Speakers from the National Women’s Conference in 1977, at which 2,000 elected delegates and roughly 32,000 observers attended, came to the University of Houston on Monday and Tuesday to honor the event’s 40th anniversary and speak about feminist issues.
Martha P. Cotera, an author, a librarian and women’s rights activist, delivered on Monday a speech titled “Pasionarias of 1977: Latinas, Liberation, and Remaking Feminist Citizenship” as a part of the two-day women’s conference.
“Progressive women succeed through hard work, commitment, effort and passion that you have when you’re the most vulnerable and desperate,” Cotera said.
Though opinions on feminist issues in the United States were divided in 1977, the people who formed NWC felt it was most important to unite and conquer, Cotera said.
The 1977 National Women’s Conference was held in succession to a presidential executive order in 1974, which created the National Commission on the Observance of International Women’s Year.
Members at the 1977 conference created a “Plan of Action” which was later brought to President Jimmy Carter.
“We put our national networks in action, and we started to work the process of getting appropriate representation,” Cotera said.
The John P. McGovern Endowment began in 1999 and supports the John P. McGovern Annual Award Lectureship in Family, Health and Human Values in the College of Liberal Arts and Social Sciences at UH. Cotera was honored with the John P. McGovern Award medallion before she delivered her speech.
Her involvement with NWC began during her election as a delegate to the Houston conference at the preliminary Texas state meeting.

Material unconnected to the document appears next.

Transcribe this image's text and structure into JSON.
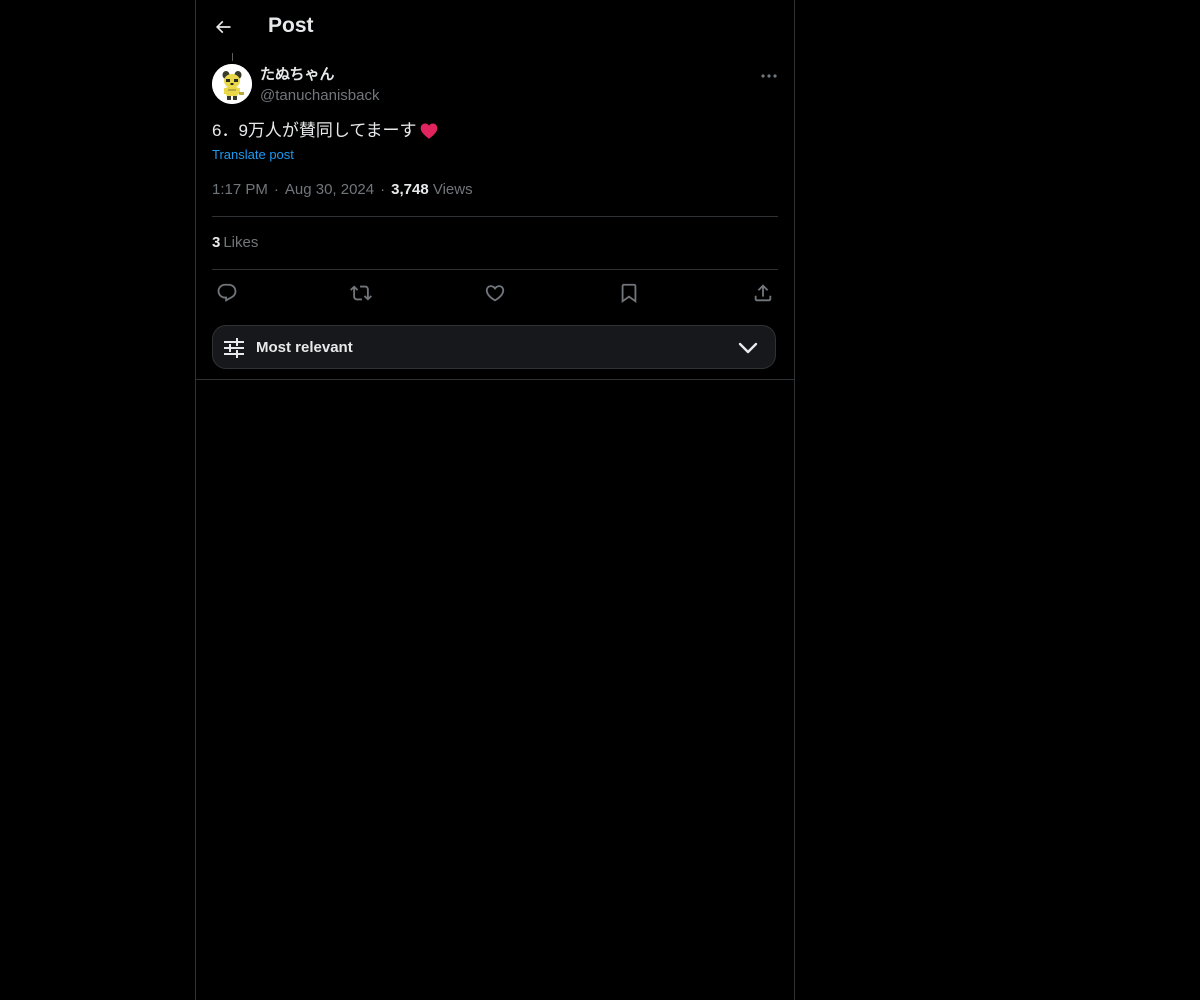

She was one of six women featured in “Las Mujeres de la Caucus Chicana,” a documentary that discussed Chicana participants at the 1977 NWC.
“She is an important voice and leader on feminism throughout the decades, an independent scholar, renowned historian and author of feminist classics,” said associate vice president and general manager of Houston Public Media Lisa Shumate.
Cotera reflected on the 1977 conference and discussed the problems with electing politicians who do not support women, the struggles among social classes and minorities and exclusionary actions by government.
“We still face awesome challenges with elimination of social rights and entitlement,” Cotera said.
A roundtable discussion was held with special guests Charlotte Bunch, Melba Tolliver and Gloria Steinem via video chat after traffic prevented the feminists from making the meeting.
Bunch, a writer, activist and organizer in the feminist and human rights movements, as well as the founding director and senior scholar in the Center for Women’s Global Leadership at Rutgers University, spoke about lesbian feminism and the need to come together to face feminist issues.
“It was just refreshing to be able to hear someone from that community who is an activist and who did such great work to be able to help LGBT folks like me,” said integrated communications senior My-Linh Tran.
Tolliver, a journalism professor at the University of Michigan, worked for ABC and became the first African-American to anchor a network news program in 1967. Her speech focused on women and minorities and their influence in the media.
Steinem, a political activist and journalist, is a co-founder of the Women’s Media Center, an organization that works toward media equality. Steinem’s speech focused on the impact of the 1977 conference.
“We all agreed that discrimination against lesbians was a feminist issue,” Steinem said.
The John P. McGovern Endowed Lecture was part of a series of events UH hosted to commemorate NWC. Other events included art exhibits, luncheons with feminist speakers and discussions about the history of the conference.